Engineering Yeast Central Metabolism for Improved Yields of Fuels and Chemicals

Breath-taking advances in synthetic biology, including the recent addition of CRISPR-Cas9 to the metabolic engineering toolbox, greatly accelerate introduction and  optimization of pathways towards native and non-native products in the yeast Saccharomyces cerevisiae.

Especially for transport fuels and commodity chemicals, economic constraints require that product yields on the carbohydrate substrate approach the theoretical limits set by conservation laws and thermodynamics. For many products, achieving such near-theoretical yields represents a formidable challenge that not only requires ‘tuning’ of product pathways but also a reconfiguration of central metabolism, which plays pivotal roles in precursor supply, energy conservation and redox-cofactor regeneration.

With the aim to improve ethanol yields on sugar substrates, we have explored new engineering strategies to engineer redox metabolism in anaerobic S. cerevisiae cultures. Implementation of acetic-acid reduction pathways based on a bacterial acetylating acetaldehyde dehydrogenase enabled improved ethanol yields on lignocelllosic hydrolysates, in which acetic acid is a key inhibitor of yeast performance. Functional expression of Calvin-cycle enzymes enables increased ethanol yields by the reduction of carbon dioxide, which is abundantly present in all yeast-based anaerobic fermentation processes.

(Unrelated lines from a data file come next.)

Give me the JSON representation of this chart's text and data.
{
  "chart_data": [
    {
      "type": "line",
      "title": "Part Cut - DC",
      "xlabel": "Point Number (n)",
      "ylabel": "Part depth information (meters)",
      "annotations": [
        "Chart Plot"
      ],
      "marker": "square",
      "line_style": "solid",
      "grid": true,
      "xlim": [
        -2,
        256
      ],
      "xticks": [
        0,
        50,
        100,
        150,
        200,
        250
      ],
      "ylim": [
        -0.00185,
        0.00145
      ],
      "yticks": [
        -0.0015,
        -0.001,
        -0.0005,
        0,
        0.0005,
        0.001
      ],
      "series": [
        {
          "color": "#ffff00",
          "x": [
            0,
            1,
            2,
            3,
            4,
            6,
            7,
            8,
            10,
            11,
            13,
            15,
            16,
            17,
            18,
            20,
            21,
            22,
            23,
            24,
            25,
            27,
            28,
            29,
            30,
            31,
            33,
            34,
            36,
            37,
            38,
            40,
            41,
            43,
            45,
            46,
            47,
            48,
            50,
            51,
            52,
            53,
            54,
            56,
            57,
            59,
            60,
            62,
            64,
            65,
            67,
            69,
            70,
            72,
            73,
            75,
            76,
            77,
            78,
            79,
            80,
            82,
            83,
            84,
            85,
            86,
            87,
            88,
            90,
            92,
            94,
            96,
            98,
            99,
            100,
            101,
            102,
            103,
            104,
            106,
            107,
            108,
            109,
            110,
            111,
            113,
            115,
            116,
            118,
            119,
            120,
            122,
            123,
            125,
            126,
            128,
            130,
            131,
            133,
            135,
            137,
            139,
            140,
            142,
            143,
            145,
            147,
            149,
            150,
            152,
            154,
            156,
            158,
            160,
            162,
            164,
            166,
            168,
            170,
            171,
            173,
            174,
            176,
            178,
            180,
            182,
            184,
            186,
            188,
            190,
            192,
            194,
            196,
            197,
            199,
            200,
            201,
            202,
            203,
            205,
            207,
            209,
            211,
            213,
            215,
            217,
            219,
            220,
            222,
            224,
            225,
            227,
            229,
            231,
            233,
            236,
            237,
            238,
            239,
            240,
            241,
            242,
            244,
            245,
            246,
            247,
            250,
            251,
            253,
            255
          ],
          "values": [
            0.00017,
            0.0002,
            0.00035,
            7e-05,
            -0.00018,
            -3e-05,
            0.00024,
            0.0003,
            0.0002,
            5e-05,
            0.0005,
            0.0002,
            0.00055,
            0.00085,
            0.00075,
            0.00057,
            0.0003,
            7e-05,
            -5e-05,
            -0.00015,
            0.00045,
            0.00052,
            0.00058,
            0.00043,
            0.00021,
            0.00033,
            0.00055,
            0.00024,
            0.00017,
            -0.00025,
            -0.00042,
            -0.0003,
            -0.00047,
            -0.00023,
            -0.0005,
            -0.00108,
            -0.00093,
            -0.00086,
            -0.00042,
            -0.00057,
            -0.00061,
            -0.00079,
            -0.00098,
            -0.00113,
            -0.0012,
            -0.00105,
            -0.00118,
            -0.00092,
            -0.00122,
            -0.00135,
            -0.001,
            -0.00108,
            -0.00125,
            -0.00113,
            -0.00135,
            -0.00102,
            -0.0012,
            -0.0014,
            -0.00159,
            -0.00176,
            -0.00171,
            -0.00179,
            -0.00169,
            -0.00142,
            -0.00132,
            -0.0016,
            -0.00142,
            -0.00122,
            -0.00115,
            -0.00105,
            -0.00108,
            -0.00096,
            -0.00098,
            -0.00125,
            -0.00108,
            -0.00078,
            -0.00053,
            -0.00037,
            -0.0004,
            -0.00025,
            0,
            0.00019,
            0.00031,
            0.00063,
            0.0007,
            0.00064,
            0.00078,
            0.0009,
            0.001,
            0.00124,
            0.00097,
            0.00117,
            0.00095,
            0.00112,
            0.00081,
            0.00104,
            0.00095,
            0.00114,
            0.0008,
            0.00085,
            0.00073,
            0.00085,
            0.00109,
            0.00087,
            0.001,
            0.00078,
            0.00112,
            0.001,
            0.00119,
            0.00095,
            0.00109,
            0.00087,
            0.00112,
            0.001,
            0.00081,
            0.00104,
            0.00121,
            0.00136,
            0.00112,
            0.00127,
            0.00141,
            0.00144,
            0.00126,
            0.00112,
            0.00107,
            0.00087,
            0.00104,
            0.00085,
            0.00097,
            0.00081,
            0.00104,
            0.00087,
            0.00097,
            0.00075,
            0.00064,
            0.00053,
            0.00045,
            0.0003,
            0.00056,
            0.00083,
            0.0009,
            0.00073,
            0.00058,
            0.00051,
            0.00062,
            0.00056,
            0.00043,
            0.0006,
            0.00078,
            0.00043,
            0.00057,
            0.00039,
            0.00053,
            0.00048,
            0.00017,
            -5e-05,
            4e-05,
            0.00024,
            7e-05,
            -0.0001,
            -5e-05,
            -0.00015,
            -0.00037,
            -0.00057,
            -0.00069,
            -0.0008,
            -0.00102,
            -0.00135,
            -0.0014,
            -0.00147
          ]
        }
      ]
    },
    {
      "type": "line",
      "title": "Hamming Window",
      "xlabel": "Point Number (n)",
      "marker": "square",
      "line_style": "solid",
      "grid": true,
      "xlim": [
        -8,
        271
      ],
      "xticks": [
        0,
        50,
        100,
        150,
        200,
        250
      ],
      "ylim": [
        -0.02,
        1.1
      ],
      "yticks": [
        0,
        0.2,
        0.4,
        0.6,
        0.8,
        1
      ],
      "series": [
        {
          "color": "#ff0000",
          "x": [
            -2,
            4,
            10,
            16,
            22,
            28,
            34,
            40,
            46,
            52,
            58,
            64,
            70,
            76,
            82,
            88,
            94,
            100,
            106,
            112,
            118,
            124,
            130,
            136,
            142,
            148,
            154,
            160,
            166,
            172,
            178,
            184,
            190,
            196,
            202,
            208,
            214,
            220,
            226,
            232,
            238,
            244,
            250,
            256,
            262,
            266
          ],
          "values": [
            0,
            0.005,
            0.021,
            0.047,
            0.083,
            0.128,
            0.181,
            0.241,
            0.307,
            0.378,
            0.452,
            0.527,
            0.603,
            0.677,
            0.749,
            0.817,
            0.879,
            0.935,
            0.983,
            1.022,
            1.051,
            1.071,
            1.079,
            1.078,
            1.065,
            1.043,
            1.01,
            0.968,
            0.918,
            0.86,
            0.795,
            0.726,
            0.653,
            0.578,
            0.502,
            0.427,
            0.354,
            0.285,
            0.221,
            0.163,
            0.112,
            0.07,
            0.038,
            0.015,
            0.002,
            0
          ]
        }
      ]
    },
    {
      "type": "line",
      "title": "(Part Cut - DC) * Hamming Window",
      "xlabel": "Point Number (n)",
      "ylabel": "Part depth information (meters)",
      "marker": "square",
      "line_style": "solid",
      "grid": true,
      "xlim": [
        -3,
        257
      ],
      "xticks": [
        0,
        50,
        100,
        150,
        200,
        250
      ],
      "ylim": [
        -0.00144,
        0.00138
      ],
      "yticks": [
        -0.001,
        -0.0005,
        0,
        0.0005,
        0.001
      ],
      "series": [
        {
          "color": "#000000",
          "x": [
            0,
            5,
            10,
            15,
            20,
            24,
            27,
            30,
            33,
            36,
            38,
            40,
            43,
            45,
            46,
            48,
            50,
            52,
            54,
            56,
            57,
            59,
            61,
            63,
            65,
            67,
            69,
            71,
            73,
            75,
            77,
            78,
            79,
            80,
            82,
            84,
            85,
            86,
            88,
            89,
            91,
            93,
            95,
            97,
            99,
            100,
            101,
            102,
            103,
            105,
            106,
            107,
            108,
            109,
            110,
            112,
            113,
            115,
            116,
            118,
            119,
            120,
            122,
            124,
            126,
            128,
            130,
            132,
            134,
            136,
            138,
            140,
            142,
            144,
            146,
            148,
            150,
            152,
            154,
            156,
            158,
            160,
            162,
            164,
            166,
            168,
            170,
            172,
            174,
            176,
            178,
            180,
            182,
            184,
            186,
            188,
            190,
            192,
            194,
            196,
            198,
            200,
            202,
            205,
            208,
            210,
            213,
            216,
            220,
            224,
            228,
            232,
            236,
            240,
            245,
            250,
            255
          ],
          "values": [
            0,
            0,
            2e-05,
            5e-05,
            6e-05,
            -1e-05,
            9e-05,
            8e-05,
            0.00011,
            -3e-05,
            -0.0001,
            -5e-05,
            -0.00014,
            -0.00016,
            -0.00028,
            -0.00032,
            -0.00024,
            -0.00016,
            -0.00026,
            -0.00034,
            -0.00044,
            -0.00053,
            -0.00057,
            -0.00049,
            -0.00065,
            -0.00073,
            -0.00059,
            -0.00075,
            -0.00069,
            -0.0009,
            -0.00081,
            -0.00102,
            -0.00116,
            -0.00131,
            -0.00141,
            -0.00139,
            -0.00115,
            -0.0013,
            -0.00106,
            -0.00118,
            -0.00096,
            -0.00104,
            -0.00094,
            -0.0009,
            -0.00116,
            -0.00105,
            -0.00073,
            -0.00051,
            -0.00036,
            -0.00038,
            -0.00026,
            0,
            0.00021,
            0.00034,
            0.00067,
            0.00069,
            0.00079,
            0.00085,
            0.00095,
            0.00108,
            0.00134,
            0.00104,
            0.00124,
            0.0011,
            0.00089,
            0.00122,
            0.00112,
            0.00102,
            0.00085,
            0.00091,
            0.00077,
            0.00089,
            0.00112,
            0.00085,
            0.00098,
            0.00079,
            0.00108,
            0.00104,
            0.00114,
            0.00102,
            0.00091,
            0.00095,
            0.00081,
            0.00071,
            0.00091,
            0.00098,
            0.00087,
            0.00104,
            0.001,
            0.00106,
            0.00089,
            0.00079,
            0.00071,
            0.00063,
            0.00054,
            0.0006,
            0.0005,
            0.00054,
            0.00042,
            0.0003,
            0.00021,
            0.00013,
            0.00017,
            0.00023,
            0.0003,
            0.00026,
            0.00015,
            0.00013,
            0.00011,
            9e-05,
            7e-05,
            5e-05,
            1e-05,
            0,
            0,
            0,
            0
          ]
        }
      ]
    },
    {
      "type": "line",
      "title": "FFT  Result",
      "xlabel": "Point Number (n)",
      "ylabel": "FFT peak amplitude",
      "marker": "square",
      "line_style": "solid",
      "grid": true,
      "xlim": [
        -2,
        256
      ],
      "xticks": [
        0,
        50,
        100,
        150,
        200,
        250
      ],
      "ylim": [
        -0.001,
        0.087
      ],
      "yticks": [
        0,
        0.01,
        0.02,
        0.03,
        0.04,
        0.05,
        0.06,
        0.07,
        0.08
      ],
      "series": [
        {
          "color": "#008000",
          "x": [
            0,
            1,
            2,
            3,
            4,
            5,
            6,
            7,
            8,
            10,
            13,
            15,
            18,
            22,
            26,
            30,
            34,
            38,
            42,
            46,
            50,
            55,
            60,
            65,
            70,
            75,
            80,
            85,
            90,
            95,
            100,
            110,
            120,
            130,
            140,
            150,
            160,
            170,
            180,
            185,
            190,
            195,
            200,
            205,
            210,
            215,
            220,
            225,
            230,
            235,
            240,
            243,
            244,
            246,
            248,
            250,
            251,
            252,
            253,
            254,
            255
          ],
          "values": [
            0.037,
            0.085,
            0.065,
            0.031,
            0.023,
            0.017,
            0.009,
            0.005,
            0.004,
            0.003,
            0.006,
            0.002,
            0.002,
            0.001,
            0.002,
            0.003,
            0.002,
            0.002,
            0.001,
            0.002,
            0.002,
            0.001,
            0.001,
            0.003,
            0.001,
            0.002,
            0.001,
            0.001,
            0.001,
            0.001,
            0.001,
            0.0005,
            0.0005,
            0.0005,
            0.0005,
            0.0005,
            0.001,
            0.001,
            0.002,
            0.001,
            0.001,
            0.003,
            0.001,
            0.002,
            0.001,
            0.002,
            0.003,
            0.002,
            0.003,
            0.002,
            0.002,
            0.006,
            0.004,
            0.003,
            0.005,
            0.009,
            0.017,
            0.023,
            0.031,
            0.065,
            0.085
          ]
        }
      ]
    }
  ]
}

Cytosolic acetyl-coenzyme A is required for the formation of many heterologous products made by engineered S. cerevisiae strains, including lipids, isoprenoids and flavonoids. In S. cerevisiae, formation of this precursor is notoriously expensive in terms of ATP requirements due to the involvement of acetyl-CoA synthetase. We have demonstrated functional expression and assembly of a bacterial pyruvate-dehydrogenase complex in the yeast cytosol, which offers a new and attractive pathway towards cytosolic acetyl-CoA. The mitochondrial carnitine shuttle in another pathway that, theoretically, could lead to ATP-efficient provision of cytosolic acetyl-CoA. However, previous research indicated that, in vivo, the yeast carnitine shuttle operates unidirectionally and does not allow for export of acetyl-CoA from the mitochondrial matrix to the cytosol. By a combination of metabolic engineering, laboratory evolution and reverse engineering of laboratory-evolved strains, we identified mutations that enable the ‘reversal’ of this shuttle mechanism in glucose-grown yeast cultures.